In the months that followed Fury sacked his trainer, signed with a new management company and got to work, hitting the pavement, the gym, and working the big bag, sweating off his enormous girth, preparing for his comeback to the ring. His kids jogged alongside to keep his spirits high. Hundreds of hours of gruelling work manifest with a somewhat corpulent and rusty bout against unfancied Francesco Pianeta that Fury won on points. The fire was now well alight. Fury then signed to fight American knockout machine Dentonay Wilder, the undefeated, unloved WBC champion. Wilder adopts an alter ego when he enters the rings. He wears a black mask on his entrance and has spoken openly of a desire to literally kill an opponent. His winning streak, while impressive, had garnered little public support.
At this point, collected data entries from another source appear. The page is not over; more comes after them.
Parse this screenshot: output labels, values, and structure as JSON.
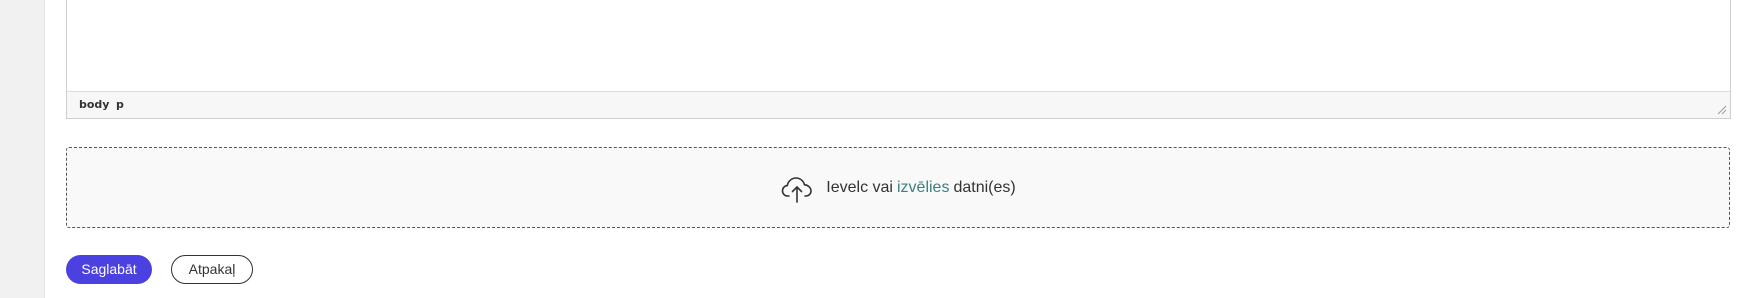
{
  "editor": {
    "path": [
      "body",
      "p"
    ]
  },
  "dropzone": {
    "icon": "cloud-upload-icon",
    "text_before": "Ievelc vai",
    "link": "izvēlies",
    "text_after": "datni(es)",
    "link_color": "#3b8083"
  },
  "actions": {
    "save_label": "Saglabāt",
    "back_label": "Atpakaļ",
    "primary_color": "#4b40e0"
  }
}
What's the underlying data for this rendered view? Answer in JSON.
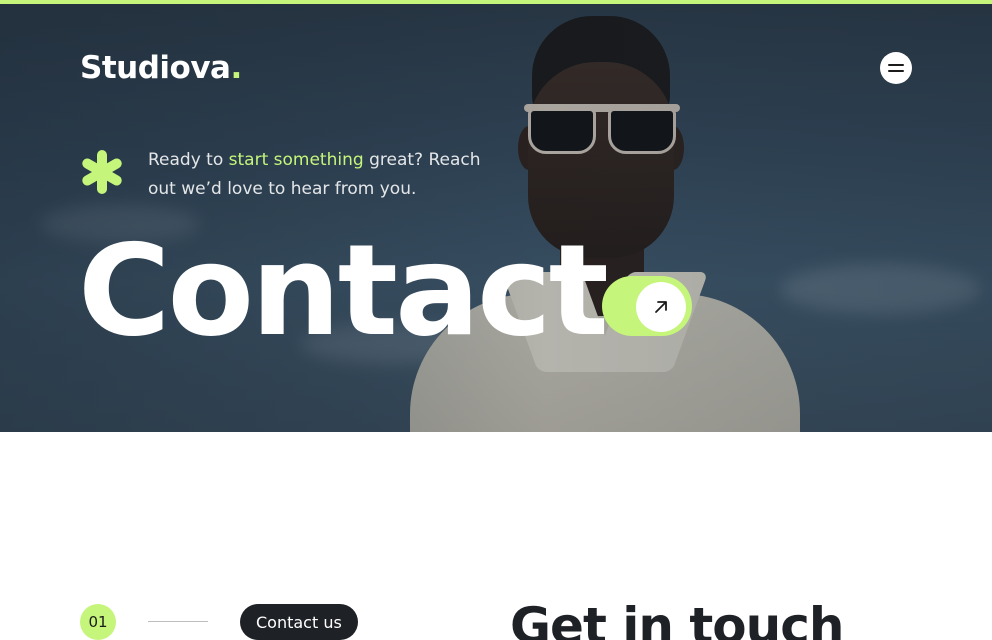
{
  "brand": {
    "name": "Studiova",
    "dot": "."
  },
  "nav": {
    "menu_icon": "hamburger-icon"
  },
  "hero": {
    "tagline_pre": "Ready to ",
    "tagline_highlight": "start something",
    "tagline_post": " great? Reach out  we’d love to hear from you.",
    "title": "Contact",
    "toggle_icon": "arrow-up-right-icon",
    "star_icon": "asterisk-icon"
  },
  "section": {
    "step_number": "01",
    "pill_label": "Contact us",
    "title": "Get in touch"
  },
  "colors": {
    "accent": "#c5f57a",
    "dark": "#1e2126",
    "white": "#ffffff"
  }
}
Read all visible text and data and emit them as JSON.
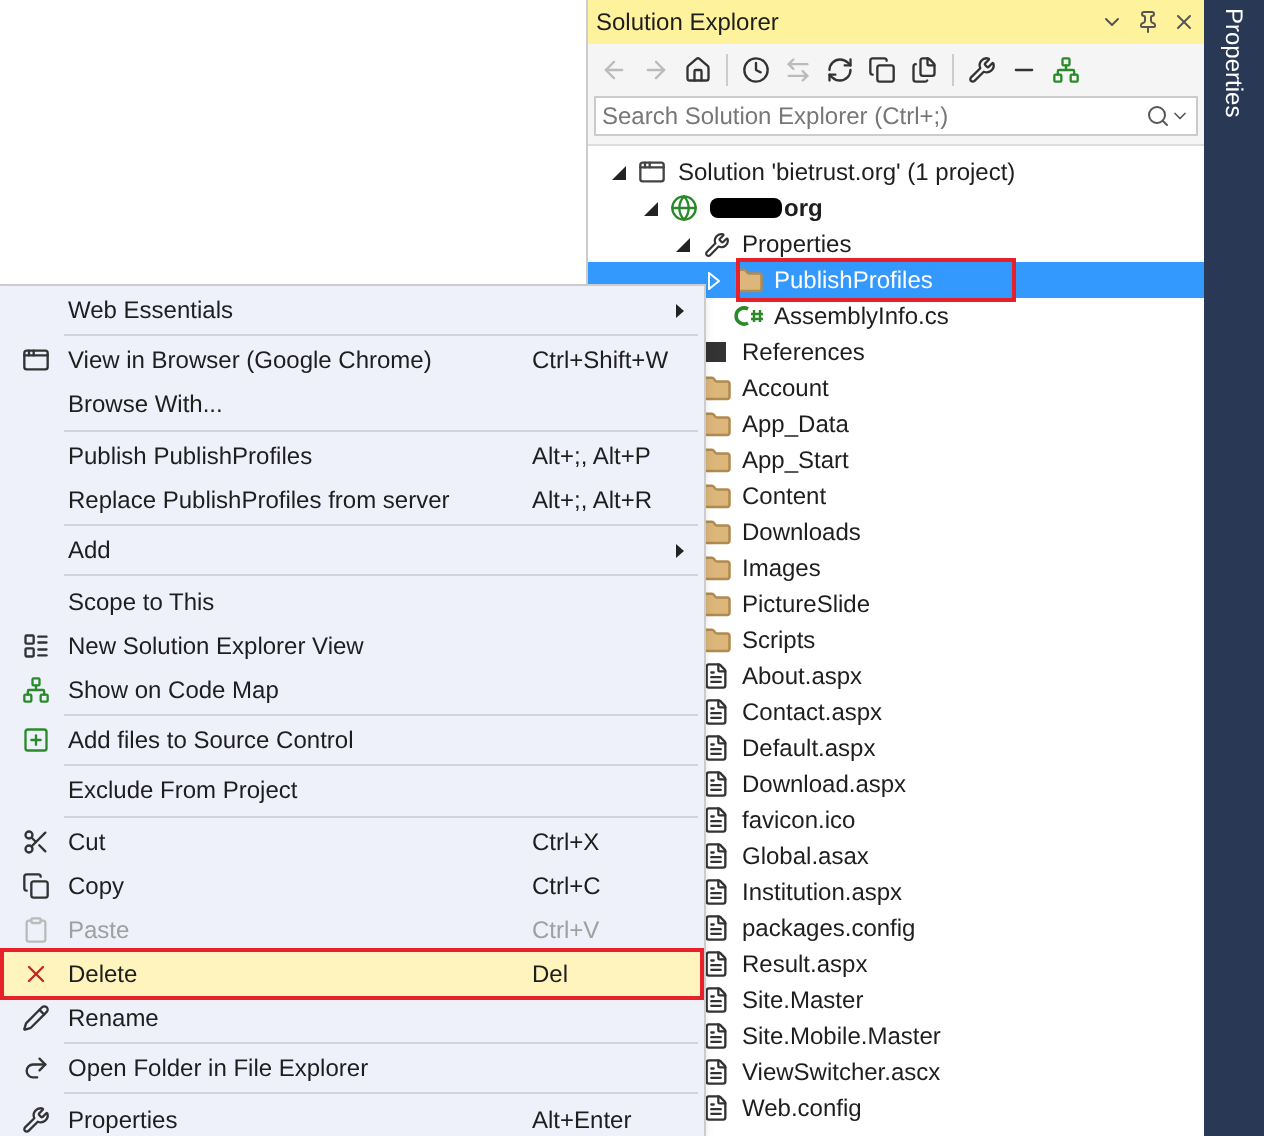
{
  "solution_explorer": {
    "title": "Solution Explorer",
    "search": {
      "placeholder": "Search Solution Explorer (Ctrl+;)"
    },
    "tree": [
      {
        "kind": "solution",
        "label": "Solution 'bietrust.org' (1 project)",
        "expanded": true,
        "selected": false,
        "annotated": false,
        "children": [
          {
            "kind": "project",
            "label": "org",
            "redacted": true,
            "expanded": true,
            "selected": false,
            "annotated": false,
            "children": [
              {
                "kind": "properties",
                "label": "Properties",
                "expanded": true,
                "selected": false,
                "annotated": false,
                "children": [
                  {
                    "kind": "folder",
                    "label": "PublishProfiles",
                    "expanded": false,
                    "selected": true,
                    "annotated": true
                  },
                  {
                    "kind": "csharp",
                    "label": "AssemblyInfo.cs",
                    "selected": false,
                    "annotated": false
                  }
                ]
              },
              {
                "kind": "references",
                "label": "References",
                "selected": false,
                "annotated": false
              },
              {
                "kind": "folder",
                "label": "Account",
                "selected": false,
                "annotated": false
              },
              {
                "kind": "folder",
                "label": "App_Data",
                "selected": false,
                "annotated": false
              },
              {
                "kind": "folder",
                "label": "App_Start",
                "selected": false,
                "annotated": false
              },
              {
                "kind": "folder",
                "label": "Content",
                "selected": false,
                "annotated": false
              },
              {
                "kind": "folder",
                "label": "Downloads",
                "selected": false,
                "annotated": false
              },
              {
                "kind": "folder",
                "label": "Images",
                "selected": false,
                "annotated": false
              },
              {
                "kind": "folder",
                "label": "PictureSlide",
                "selected": false,
                "annotated": false
              },
              {
                "kind": "folder",
                "label": "Scripts",
                "selected": false,
                "annotated": false
              },
              {
                "kind": "file",
                "label": "About.aspx",
                "selected": false,
                "annotated": false
              },
              {
                "kind": "file",
                "label": "Contact.aspx",
                "selected": false,
                "annotated": false
              },
              {
                "kind": "file",
                "label": "Default.aspx",
                "selected": false,
                "annotated": false
              },
              {
                "kind": "file",
                "label": "Download.aspx",
                "selected": false,
                "annotated": false
              },
              {
                "kind": "file",
                "label": "favicon.ico",
                "selected": false,
                "annotated": false
              },
              {
                "kind": "file",
                "label": "Global.asax",
                "selected": false,
                "annotated": false
              },
              {
                "kind": "file",
                "label": "Institution.aspx",
                "selected": false,
                "annotated": false
              },
              {
                "kind": "file",
                "label": "packages.config",
                "selected": false,
                "annotated": false
              },
              {
                "kind": "file",
                "label": "Result.aspx",
                "selected": false,
                "annotated": false
              },
              {
                "kind": "file",
                "label": "Site.Master",
                "selected": false,
                "annotated": false
              },
              {
                "kind": "file",
                "label": "Site.Mobile.Master",
                "selected": false,
                "annotated": false
              },
              {
                "kind": "file",
                "label": "ViewSwitcher.ascx",
                "selected": false,
                "annotated": false
              },
              {
                "kind": "file",
                "label": "Web.config",
                "selected": false,
                "annotated": false
              }
            ]
          }
        ]
      }
    ]
  },
  "side_tab": {
    "label": "Properties"
  },
  "context_menu": [
    {
      "kind": "item",
      "label": "Web Essentials",
      "submenu": true,
      "disabled": false,
      "selected": false,
      "annotated": false
    },
    {
      "kind": "separator"
    },
    {
      "kind": "item",
      "label": "View in Browser (Google Chrome)",
      "shortcut": "Ctrl+Shift+W",
      "disabled": false,
      "selected": false,
      "annotated": false
    },
    {
      "kind": "item",
      "label": "Browse With...",
      "disabled": false,
      "selected": false,
      "annotated": false
    },
    {
      "kind": "separator"
    },
    {
      "kind": "item",
      "label": "Publish PublishProfiles",
      "shortcut": "Alt+;, Alt+P",
      "disabled": false,
      "selected": false,
      "annotated": false
    },
    {
      "kind": "item",
      "label": "Replace PublishProfiles from server",
      "shortcut": "Alt+;, Alt+R",
      "disabled": false,
      "selected": false,
      "annotated": false
    },
    {
      "kind": "separator"
    },
    {
      "kind": "item",
      "label": "Add",
      "submenu": true,
      "disabled": false,
      "selected": false,
      "annotated": false
    },
    {
      "kind": "separator"
    },
    {
      "kind": "item",
      "label": "Scope to This",
      "disabled": false,
      "selected": false,
      "annotated": false
    },
    {
      "kind": "item",
      "label": "New Solution Explorer View",
      "disabled": false,
      "selected": false,
      "annotated": false
    },
    {
      "kind": "item",
      "label": "Show on Code Map",
      "disabled": false,
      "selected": false,
      "annotated": false
    },
    {
      "kind": "separator"
    },
    {
      "kind": "item",
      "label": "Add files to Source Control",
      "disabled": false,
      "selected": false,
      "annotated": false
    },
    {
      "kind": "separator"
    },
    {
      "kind": "item",
      "label": "Exclude From Project",
      "disabled": false,
      "selected": false,
      "annotated": false
    },
    {
      "kind": "separator"
    },
    {
      "kind": "item",
      "label": "Cut",
      "shortcut": "Ctrl+X",
      "disabled": false,
      "selected": false,
      "annotated": false
    },
    {
      "kind": "item",
      "label": "Copy",
      "shortcut": "Ctrl+C",
      "disabled": false,
      "selected": false,
      "annotated": false
    },
    {
      "kind": "item",
      "label": "Paste",
      "shortcut": "Ctrl+V",
      "disabled": true,
      "selected": false,
      "annotated": false
    },
    {
      "kind": "item",
      "label": "Delete",
      "shortcut": "Del",
      "disabled": false,
      "selected": true,
      "annotated": true
    },
    {
      "kind": "item",
      "label": "Rename",
      "disabled": false,
      "selected": false,
      "annotated": false
    },
    {
      "kind": "separator"
    },
    {
      "kind": "item",
      "label": "Open Folder in File Explorer",
      "disabled": false,
      "selected": false,
      "annotated": false
    },
    {
      "kind": "separator"
    },
    {
      "kind": "item",
      "label": "Properties",
      "shortcut": "Alt+Enter",
      "disabled": false,
      "selected": false,
      "annotated": false
    }
  ]
}
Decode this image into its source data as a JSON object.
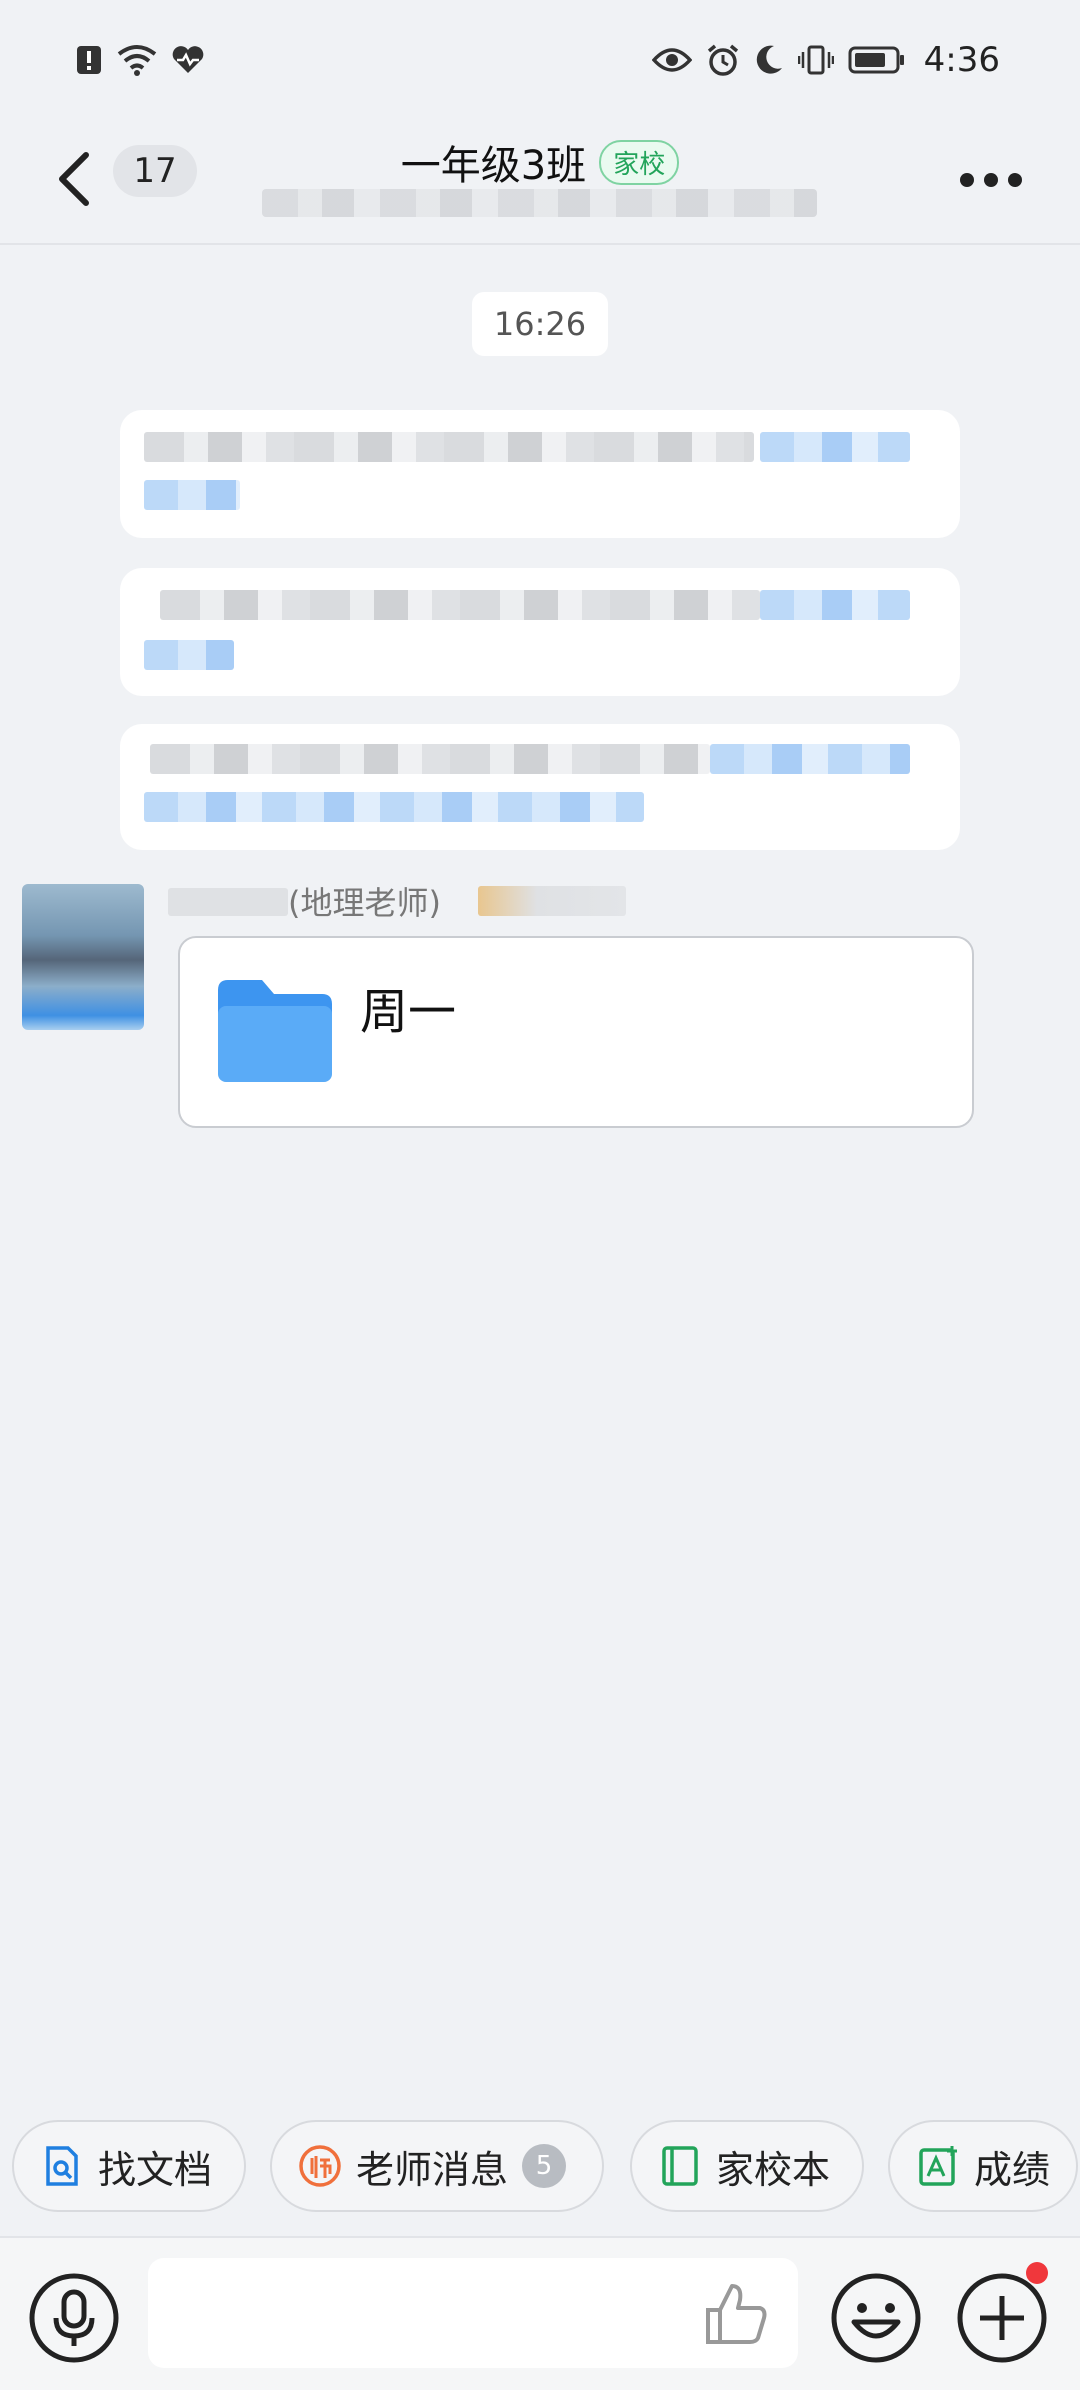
{
  "status_bar": {
    "time": "4:36"
  },
  "header": {
    "unread_count": "17",
    "title": "一年级3班",
    "tag": "家校"
  },
  "chat": {
    "time_divider": "16:26",
    "sender_name": "(地理老师)",
    "file_card": {
      "name": "周一"
    }
  },
  "quick_actions": [
    {
      "label": "找文档"
    },
    {
      "label": "老师消息",
      "badge": "5"
    },
    {
      "label": "家校本"
    },
    {
      "label": "成绩"
    }
  ],
  "input": {
    "value": "",
    "placeholder": ""
  },
  "colors": {
    "accent_green": "#22a45a",
    "link_blue": "#1f7fe0",
    "notification_red": "#f0373c"
  }
}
The lead up the fight was immensely entertaining, Fury is a man with a razor wit, and again he played the merry prankster, this time to Wilder’s sullen psychopath. They entered the bout at coin flip odds, the consensus being that if Wilder couldn’t get an early knockout, Fury would certainly win the fight on points. And that is about how it played out. Fury ducked and weaved, danced, jabbed, clinched, and expertly dulled the American’s explosive power for 12 enthralling rounds. Fury simply worked harder and had more tools in his arsenal. Then, in the 12th Wilder connected with a booming right hand that caught Fury off balance and set him downward. Wilder followed the falling Brit with a left hook that flattened him out completely. Fury hit the canvas. He might have been dead. He lay on his back, arms outstretched, motionless while the ref began his count. 1. 2. 3. 4. 5. 6. Nothing. 7. Bang. The Fury computer inexplicably rebooted and he rolled and climbed gracefully back to his feet in one of the most remarkable recoveries ever witnessed in the history of boxing. He nodded to demonstrate his awareness, and the fight continued. Wilder smelled blood and went hunting for the finish, but Fury bobbed and weaved, regained his footing and almost pinched the round with some crisp counter-punching.
The buzzer sounded, Fury jumped up on the ropes to celebrate a momentous victory and we went to the scorecards. The smart people in the room had Fury winning maybe 8 or 9 of the 12 rounds with his greater output and superior ringcraft. But fight fans, there would be one more twist in the tale. The evil tentacles of boxing corruption had emerged from the depths, and the fight was judged a draw! Every spectator who could count to 10 was stunned.
Fury took the gross miscarriage with amazing grace. He later informed journalists that his travelling fans were ready to turn the venue into a war zone, had he given the word. He laughed about the injustice, there was no need to point out the absurdity of a result that was plain for all to see.
Following the fight Fury got straight back into the gym. There would be no repeat of the post-Klitschko train wreck. On 15th of June 2019, Fury returned to the ring, making very short work of undefeated Tom German Swartz in 2 clinical rounds of classic boxing. Negotiations for the inevitable Wilder rematch are ongoing. Until then Fury will hopefully continue to carry himself with class and grace. He’s a beacon of heroism in a world lacking in substance, truth, and resolute integrity. He’s a story of redemption, rehabilitation, looking deep within oneself to find the strength and fortitude to continue to fight the good fight. Long may he reign over the boxing world.